The Transformation job entry is used to execute a previously defined transformation.

For ease of use, it is also possible to create a new transformation within the dialog, pressing the New Transformation button.

Options

Transformation specification tab

Option

Description

Name of the Job Entry

The unique name of the job entry on the canvas. A job entry can be placed on the canvas several times; however it will be the same job entry

Transformation Filename

If you are not working in a repository, specify the XML file name of the transformation to start. Click the button to browse through your local files.

Specify by Name and Directory

If you are working in the DI Repository, (or database repository) specify the name of the transformation to start. Click the Browse In Jobs button to browse through the repository.

Specify by Reference

If you specify a transformation or job by reference, you can rename or move it around in the repository. The reference (identifier) is stored, not the name and directory. This is enabled when working with the DI or database repository.

Advanced

Option

Description

Copy previous results to args

The results from a previous transformation can copied as arguments of the transformation using the "Copy rows to result" step. If Execute for every input row is enabled then each row is a set of command line arguments to be passed into the transformation, otherwise only the first row is used to generate the command line arguments.

Copy previous results to parameters

The results from a previous transformation can copied as parameters of the transformation using the "Copy rows to result" step.

Execute for every input row

Allows a transformation to be executed once for every input row (looping)

Clear the list or result rows before execution

Checking this makes sure that the list or result rows is cleared before the transformation is started.

Clear the list of result files before execution

Checking this makes sure that the list or result files is cleared before the transformation is started.

Run this transformation in a clustered mode

Allows you to execute the job or transformation in a clustered environment. See Running a Transformation for more details on how to execute a transformation in a clustered environment.

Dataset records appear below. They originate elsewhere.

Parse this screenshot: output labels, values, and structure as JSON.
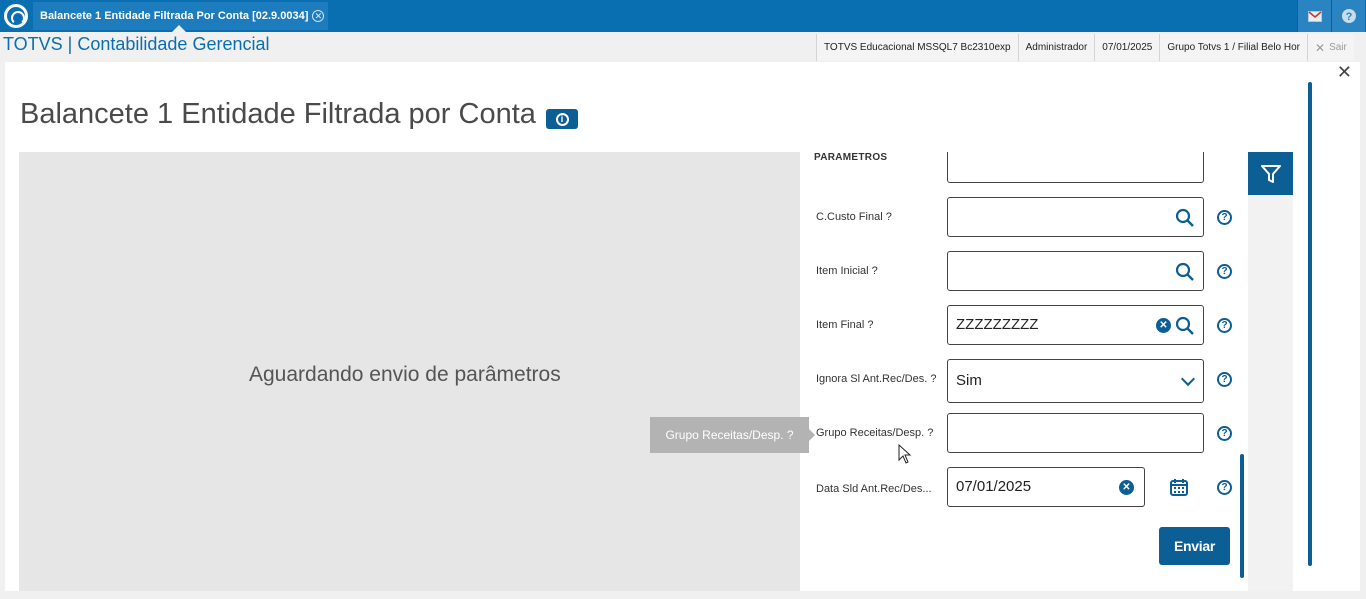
{
  "topbar": {
    "tab_label": "Balancete 1 Entidade Filtrada Por Conta [02.9.0034]",
    "tab_close": "✕",
    "mail_icon": "mail-icon",
    "help_icon": "help-icon"
  },
  "header": {
    "brand": "TOTVS | Contabilidade Gerencial",
    "environment": "TOTVS Educacional MSSQL7 Bc2310exp",
    "user": "Administrador",
    "date": "07/01/2025",
    "branch": "Grupo Totvs 1 / Filial Belo Hor",
    "sair": "Sair"
  },
  "dialog": {
    "close": "✕",
    "title": "Balancete 1 Entidade Filtrada por Conta",
    "preview_message": "Aguardando envio de parâmetros",
    "params_title": "PARAMETROS",
    "fields": [
      {
        "label": "C.Custo Final ?",
        "value": ""
      },
      {
        "label": "Item Inicial ?",
        "value": ""
      },
      {
        "label": "Item Final ?",
        "value": "ZZZZZZZZZ"
      },
      {
        "label": "Ignora Sl Ant.Rec/Des. ?",
        "value": "Sim"
      },
      {
        "label": "Grupo Receitas/Desp. ?",
        "value": ""
      },
      {
        "label": "Data Sld Ant.Rec/Des...",
        "value": "07/01/2025"
      }
    ],
    "send_button": "Enviar",
    "tooltip": "Grupo Receitas/Desp. ?"
  },
  "colors": {
    "brand": "#0a6fb0",
    "accent": "#0c5f95"
  }
}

Log remote execution locally

If enabled, transfer the log lines from the cluster nodes to the local node.

Remote slave server

Specifies the slave server where the transformation will be run.

Wait for the remote transformation to finish

If enabled, the job is blocked until the transformation has completed on the slave server.

Follow local abort to remote transformation

If enabled, an abort signal sent locally will also be sent remotely.

Logging Settings tab

By default, if you do not set logging, Pentaho Data Integration will take log entries that are being generated and create a log record inside the job. For example, suppose a job has three transformations to run and you have not set logging. The transformations will not output logging information to other files, locations, or special configuration. In this instance, the job executes and puts logging information into its master job log.
In most instances, it is acceptable for logging information to be available in the job log. For example, if you have load dimensions, you want logs for your load dimension runs to display in the job logs. If there are errors in the transformations, they will be displayed in the job logs. If, however, you want all your log information kept in one place, you must set up logging.

Option

Description

Specify logfile

Enable to specify a separate logging file for the execution of this transformation

Append logfile

Enable to append to the logfile as opposed to creating a new one

Name of log file

The directory and base name of the log file (for example C:\logs)

Create parent folder

Enable to create a parent folder for the log file it it does not exist.

Extension of logfile

The file name extension; for example, log or txt

Include date in filename

Adds the system date to the filename with format YYYYMMDD (_20051231).

Include time in filename

Adds the system time to the filename with format HHMMSS (_235959).

Logging level

Specifies the logging level for the execution of the transformation. See also the logging window in Logging

Argument tab

Option

Description

Arguments

Specify which command-line arguments will be passed to the transformation.

Parameters tab

Specify which parameters will be passed to the transformation:

Option

Description

Pass all parameter values down to the sub-transformation

Enable this option to pass all parameters of the job down to the sub-transformation.

Parameters

Specify the parameter name that will be passed to the transformation.

Stream column name

Allows you to capture fields of incoming records of a result set as a parameter.

Value

Allows you to specify the values for the transformation's parameters. You can do this by:

  • Manually typing a value (Ex: ETL Job)
  • Use a parameter to set the value (Ex: ${Internal.Job.Name}
  • Using a combination of manually specified values and parameter values (Ex: ${FILE_PREFIX}_${FILE_DATE}.txt)